The only report to provide an annual snapshot of the status of South African children, the South African Child Gauge 2014 claims that despite 20 years of democracy, violence against children remains widespread - with efforts to combat the problem “slow”.
“Violence against children is widely accepted and considered a natural part of life,” according to the Children’s Institute at the University of Cape Town, which published the report.
Yet being subject to violence at a young age causes long-lasting psychological, social and neurological damage which stops people reaching their full potential in life.
The effects reach further, with “lifelong social and economic costs to the country”, the report said.
Here are four distressing facts from the report:
1. Violence against children is massively underestimated
Crime statistics concerning children are patchy - with no police figures on child neglect or ill treatment collected in the last five years.
Worse still, police only began to separate sexual assault on children from adults two years ago.
When they did, they found the child victims accounted for a vast 40% of all sexual offences in 2011/12.
That year 26,000 children reported offences to the police - but the real figure is likely to be much higher as only one in nine cases of sexual assault is reported.
School surveys help, but are “generally weak” when it comes to flagging up sexual victimisation or physical abuse in the home.
2. But the figures we do have are shocking
According to the UCT report, survey data suggests that more than 50% of children have suffered physical abuse at the hands of caregivers, teachers or relatives.
With 18.6 million children under the age of 18 at the last census count, the data suggests that potentially 9.3 million children in South Africa have suffered physical abuse.

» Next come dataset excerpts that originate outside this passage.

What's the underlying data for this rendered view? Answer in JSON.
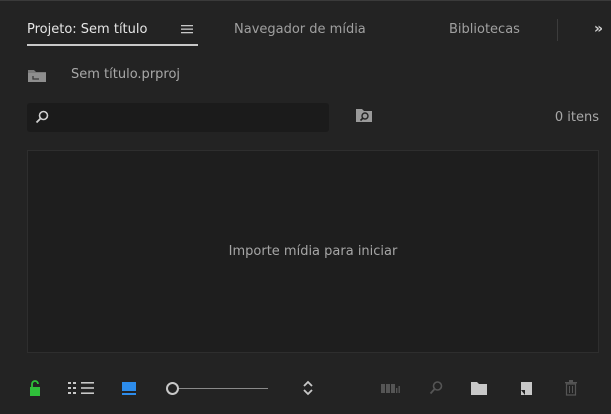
{
  "tabs": [
    {
      "label": "Projeto: Sem título",
      "active": true
    },
    {
      "label": "Navegador de mídia",
      "active": false
    },
    {
      "label": "Bibliotecas",
      "active": false
    }
  ],
  "overflow_symbol": "»",
  "project": {
    "file_name": "Sem título.prproj"
  },
  "search": {
    "placeholder": "",
    "value": ""
  },
  "item_count": "0 itens",
  "empty_message": "Importe mídia para iniciar",
  "toolbar": {
    "zoom_level": 0,
    "icons": [
      "lock-icon",
      "list-view-icon",
      "icon-view-icon",
      "zoom-slider",
      "sort-icon",
      "automate-to-sequence-icon",
      "find-icon",
      "new-bin-icon",
      "new-item-icon",
      "clear-icon"
    ]
  },
  "colors": {
    "lock": "#2fbf3a",
    "icon_view": "#2d8ceb",
    "background": "#232323"
  }
}
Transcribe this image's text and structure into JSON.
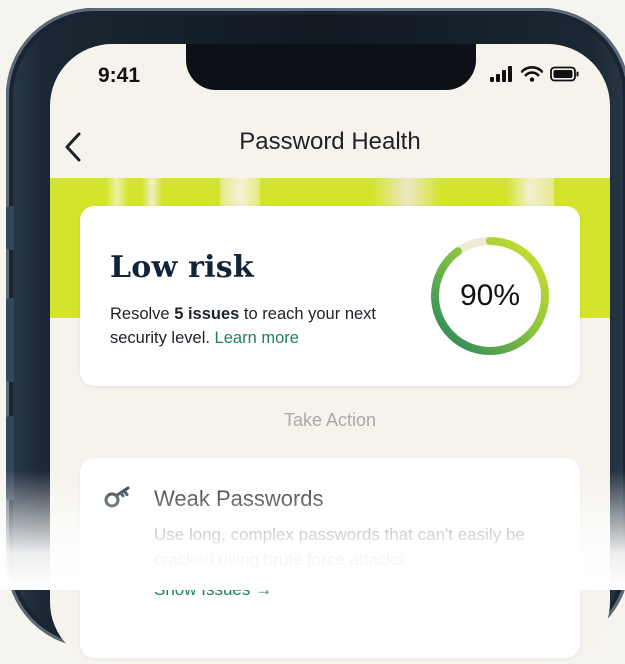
{
  "status": {
    "time": "9:41"
  },
  "nav": {
    "title": "Password Health"
  },
  "summary": {
    "risk_level": "Low risk",
    "desc_prefix": "Resolve ",
    "issues_bold": "5 issues",
    "desc_suffix": " to reach your next security level. ",
    "learn_more": "Learn more",
    "score_label": "90%",
    "score_fraction": 0.9
  },
  "section": {
    "label": "Take Action"
  },
  "weak_passwords": {
    "title": "Weak Passwords",
    "description": "Use long, complex passwords that can't easily be cracked using brute force attacks.",
    "action": "Show Issues →"
  },
  "colors": {
    "accent_green": "#1f7f61",
    "hero_yellow": "#d4e42c",
    "navy": "#12243a"
  }
}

Yet official police figures show that in 2013/14 just 45,230 contact crimes were counted against children - including 22,781 sexual offences.
That’s less than 1% of those thought have suffered physical abuse.
The “weak and ineffective” surveillance systems we have in place make it impossible to know exactly how many children are affected by violence, the report said.
3. Corporal punishment remains rife in South Africa
Corporal and humiliating punishment was banned nearly two decades ago - yet 50% of school children still report experiencing physical punishment at school.
According to the report most of these cases go unreported and schools fail to enforce the ban properly - or to do anything about the teachers who practice it.
It is “widely accepted” and has yet to be banned in the home - where it is even more widespread.
Almost 60% of parents report smacking their children and a third report using a belt or object.
In the Eastern Cape for example a study showed that more than one in four children reported being injured as a result of physical punishment and recalled being punished daily or weekly with objects such as a belt, stick or whip.
4. The government isn’t doing nearly enough
In 2013 almost 70% of the people working to prevent violence against children - including department officials, service providers and academics - said that South Africa’s efforts to prevent child maltreatment were “inadequate”.
The report claimed that lack of resources and trained staff were the key problem, with funding for rolling out the measures put in place by the Children’s act falling hugely short.
At least R15.9bn is needed for all the Children’s Act services - but in 2014/15 the government had only allocated enough money to cover 45% of the costs.
Though the government’s budget is expected to grow by 6% by 2016/17 the allocations are expected to remain “well below” the estimated costs.
“Put simply, the budget for all Children’s Act services is totally inadequate,” the report concluded.